Friday, January 02, 2009

Freaque wave non believers.

Freaque waves are not anything special in the ocean. They are all part of the ocean processes and they are out there all the time, even at this very moment. But not everyone recognize or accept that. Its all a state of mind, like something in the eyes of the beholder.

For instance, the late NYU professor, Willard J. Pierson, an icon of ocean waves in the 20th century, he is clearly a non-believer. At a gathering during an international meeting in 2002, Pierson loudly declared that "there is no such thing as freaque waves!" He is a total believer of statistics and Gaussian random process for the ocean surface. I often wondered whether or not if he has ever been out there in the real sea.

Today an article in the Australia Gympie Times by Arthur Gorrie reports another non believer, who is a sea-going fisherman from Tin Can bay. The article entitled "Hell trip from East Timor" told the frightening story Kevin Lee, the fisherman, experienced on his return trip after a season of prawning in Indonesia. Here as he told it:

“The sea was flat all the way to East Timor but right from there to Australia we just got smashed.

“It was a hell trip,” he said.

“Hell” was made even worse for Kevin, who had to spend a lot of his time in the cramped and smelly confines of the engine room.

“I'm the skipper/engineer and I had work to do on the engine, even if I was throwing up,” he explained.

Not to mention getting tossed around by the ocean.

“I don't get seasick, not for years, but it was not pleasant,” he said.

Kevin was taking a break in the wheelhouse, extracting what sustenance he could from a hot cup of tea and enjoying being above decks (bad weather or not), when near-disaster came calling.

“I was thinking, gee that's a big wave. We're riding up it and I'm willing the boat to keep moving up. It's midnight, so we couldn't see much.

“Then I saw this second wave breaking on the back of it. Three seconds later it came through and - boom!
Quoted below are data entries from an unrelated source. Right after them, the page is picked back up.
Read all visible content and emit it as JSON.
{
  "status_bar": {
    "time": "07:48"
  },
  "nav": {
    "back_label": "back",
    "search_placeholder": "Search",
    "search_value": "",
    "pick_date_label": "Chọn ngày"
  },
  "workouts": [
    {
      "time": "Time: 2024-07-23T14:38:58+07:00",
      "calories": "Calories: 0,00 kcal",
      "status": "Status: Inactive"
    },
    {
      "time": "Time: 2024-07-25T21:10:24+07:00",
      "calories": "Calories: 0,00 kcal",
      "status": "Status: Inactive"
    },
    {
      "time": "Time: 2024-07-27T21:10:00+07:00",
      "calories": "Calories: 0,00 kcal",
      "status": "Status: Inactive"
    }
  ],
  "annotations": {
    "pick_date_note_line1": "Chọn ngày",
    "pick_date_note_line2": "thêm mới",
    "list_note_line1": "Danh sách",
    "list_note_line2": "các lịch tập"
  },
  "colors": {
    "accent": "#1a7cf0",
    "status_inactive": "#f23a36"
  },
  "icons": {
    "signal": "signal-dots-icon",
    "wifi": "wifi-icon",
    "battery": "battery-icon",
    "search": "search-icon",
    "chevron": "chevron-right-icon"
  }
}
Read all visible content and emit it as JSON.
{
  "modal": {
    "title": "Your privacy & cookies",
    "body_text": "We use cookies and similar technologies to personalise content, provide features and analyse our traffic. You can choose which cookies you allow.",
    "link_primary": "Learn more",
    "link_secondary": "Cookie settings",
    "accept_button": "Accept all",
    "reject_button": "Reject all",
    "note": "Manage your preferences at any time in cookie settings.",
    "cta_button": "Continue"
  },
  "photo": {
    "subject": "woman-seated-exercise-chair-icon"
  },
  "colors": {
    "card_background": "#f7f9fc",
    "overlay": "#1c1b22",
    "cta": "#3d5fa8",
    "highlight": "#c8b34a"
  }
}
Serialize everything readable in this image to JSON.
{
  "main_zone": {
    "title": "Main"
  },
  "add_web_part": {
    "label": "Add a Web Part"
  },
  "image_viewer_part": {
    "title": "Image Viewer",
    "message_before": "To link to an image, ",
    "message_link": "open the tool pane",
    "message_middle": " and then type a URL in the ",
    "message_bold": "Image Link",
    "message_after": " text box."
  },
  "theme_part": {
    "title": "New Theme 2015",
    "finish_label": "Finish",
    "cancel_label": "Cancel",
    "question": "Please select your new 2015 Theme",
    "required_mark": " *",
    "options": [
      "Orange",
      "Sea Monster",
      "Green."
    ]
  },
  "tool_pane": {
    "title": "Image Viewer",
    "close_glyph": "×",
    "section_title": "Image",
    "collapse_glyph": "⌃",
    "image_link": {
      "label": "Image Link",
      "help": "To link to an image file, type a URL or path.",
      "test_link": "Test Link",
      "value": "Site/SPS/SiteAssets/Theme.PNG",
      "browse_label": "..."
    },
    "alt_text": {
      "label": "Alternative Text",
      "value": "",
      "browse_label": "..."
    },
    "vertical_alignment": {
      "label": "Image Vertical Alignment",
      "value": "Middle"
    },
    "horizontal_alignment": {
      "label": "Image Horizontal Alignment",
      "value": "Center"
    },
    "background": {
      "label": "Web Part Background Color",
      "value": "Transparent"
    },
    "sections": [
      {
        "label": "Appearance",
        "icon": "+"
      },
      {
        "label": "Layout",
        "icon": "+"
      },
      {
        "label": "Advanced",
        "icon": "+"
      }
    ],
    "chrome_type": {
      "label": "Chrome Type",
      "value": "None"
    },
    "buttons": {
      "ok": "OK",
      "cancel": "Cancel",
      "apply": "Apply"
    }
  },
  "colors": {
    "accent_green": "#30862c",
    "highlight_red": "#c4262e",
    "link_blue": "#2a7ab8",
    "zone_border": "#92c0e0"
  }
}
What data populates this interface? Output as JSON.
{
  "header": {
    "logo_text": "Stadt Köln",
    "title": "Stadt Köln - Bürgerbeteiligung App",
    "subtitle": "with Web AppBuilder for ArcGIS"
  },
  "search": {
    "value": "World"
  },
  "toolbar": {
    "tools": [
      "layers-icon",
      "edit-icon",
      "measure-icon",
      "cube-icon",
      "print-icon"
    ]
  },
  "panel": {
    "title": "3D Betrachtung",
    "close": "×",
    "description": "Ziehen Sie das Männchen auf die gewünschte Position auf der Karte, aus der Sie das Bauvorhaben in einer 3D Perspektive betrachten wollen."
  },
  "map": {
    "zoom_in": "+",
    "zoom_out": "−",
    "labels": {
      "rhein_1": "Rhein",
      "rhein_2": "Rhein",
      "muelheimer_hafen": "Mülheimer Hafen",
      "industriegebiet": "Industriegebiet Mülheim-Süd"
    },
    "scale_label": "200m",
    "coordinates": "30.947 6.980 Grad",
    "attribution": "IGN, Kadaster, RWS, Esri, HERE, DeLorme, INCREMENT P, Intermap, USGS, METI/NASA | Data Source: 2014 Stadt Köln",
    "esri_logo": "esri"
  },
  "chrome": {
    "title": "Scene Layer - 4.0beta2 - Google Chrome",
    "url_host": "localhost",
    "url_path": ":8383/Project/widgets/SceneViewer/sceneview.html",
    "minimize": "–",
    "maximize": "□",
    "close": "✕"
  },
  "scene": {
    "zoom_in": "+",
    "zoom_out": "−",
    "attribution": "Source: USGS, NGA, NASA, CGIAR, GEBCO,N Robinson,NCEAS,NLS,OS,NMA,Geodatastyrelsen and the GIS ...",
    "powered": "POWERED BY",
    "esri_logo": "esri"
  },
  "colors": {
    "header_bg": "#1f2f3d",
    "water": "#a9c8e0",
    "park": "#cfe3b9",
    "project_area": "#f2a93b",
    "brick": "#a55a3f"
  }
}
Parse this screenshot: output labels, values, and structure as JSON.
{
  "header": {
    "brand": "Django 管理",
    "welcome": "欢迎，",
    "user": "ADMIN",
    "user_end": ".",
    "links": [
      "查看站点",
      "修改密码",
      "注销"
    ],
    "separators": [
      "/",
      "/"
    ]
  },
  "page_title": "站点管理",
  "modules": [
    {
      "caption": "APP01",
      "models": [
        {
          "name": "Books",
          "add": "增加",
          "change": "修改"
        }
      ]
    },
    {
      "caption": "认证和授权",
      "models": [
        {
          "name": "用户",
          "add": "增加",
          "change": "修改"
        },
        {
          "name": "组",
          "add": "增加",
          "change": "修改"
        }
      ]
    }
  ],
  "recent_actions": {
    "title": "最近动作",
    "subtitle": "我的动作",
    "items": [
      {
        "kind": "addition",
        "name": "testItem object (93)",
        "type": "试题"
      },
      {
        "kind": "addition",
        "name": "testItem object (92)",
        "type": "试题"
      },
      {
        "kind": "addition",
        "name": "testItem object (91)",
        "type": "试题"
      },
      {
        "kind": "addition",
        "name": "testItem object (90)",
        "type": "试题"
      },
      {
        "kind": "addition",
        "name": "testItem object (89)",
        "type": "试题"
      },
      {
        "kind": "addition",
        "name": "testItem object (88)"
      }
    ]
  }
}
“Don't call it a 'freak wave'. I'm not a believer in freak waves. If you're in a bad sea, there's a bad wave coming, just be ready for it.

That's it! No one would argue with an experienced sea-going sailor. He knows what he's talking about. Indeed his words "If you're in a bad sea, there's a bad wave coming, just be ready for it." should be straight forward for any one. He did not nullify freaque waves by any means. It's not that he does not believe in freaque waves. He just does not like to use the term. He choose to call it a "bad wave" instead! Fair enough. It is really all part of the inseparable ocean wave processes. Only scientists' insistence on defining the ocean surface their preferred way that made the part of "bad wave" freaque. Several generations of scientists brought up on the expediency of simplified assumptions on ocean waves. May be it's time to look at the real pictures now!

Thursday, January 01, 2009

IBD 2009 Prophecy

IBD Editorials made 8 predictions at the beginning of 2008, 6 of them turned out to be on target. That's a stunning 75% accuracy! Now here are their 9 prophecies for 2009:
1. A Less Safe Homeland?
2. Stimulus Pushes Deficit To $1 Tril
3. China Falls Into Recession
4. Recovery In The U.S.?
5. Energy Fever, Climate Change Cool Off
6. Big Labor Fights For Relevance
7. Obama Seeks Health Care Reform
8. India Gets Assertive
9. Israel Gets Rid Of Iran's Nuclear Threat
I must say that these are more optimistic than I generally surmised. Other than 1, 2, and 7 which are dreadful but expected mainly because 67 million Americans made themselves the majority of the country on November 4, 2008. I hope IBD can be wrong. The rest, 3, 4, 5, 6, 8, and 9 are all good news for the U.S. in the long run in my mind. I hope they are all correctly on target again!

Happy New Year

Happy New Year!

May God have pity on us and bless us;
may he let his face shine upon us.
So may your way be known upon earth;
among all nations, your salvation.

May the nations be glad and exult
because you rule the peoples in equity;
the nations on the earth you guide.

May the peoples praise you, O God;
may all the peoples praise you!
May God bless us,
and may all the ends of the earth fear him!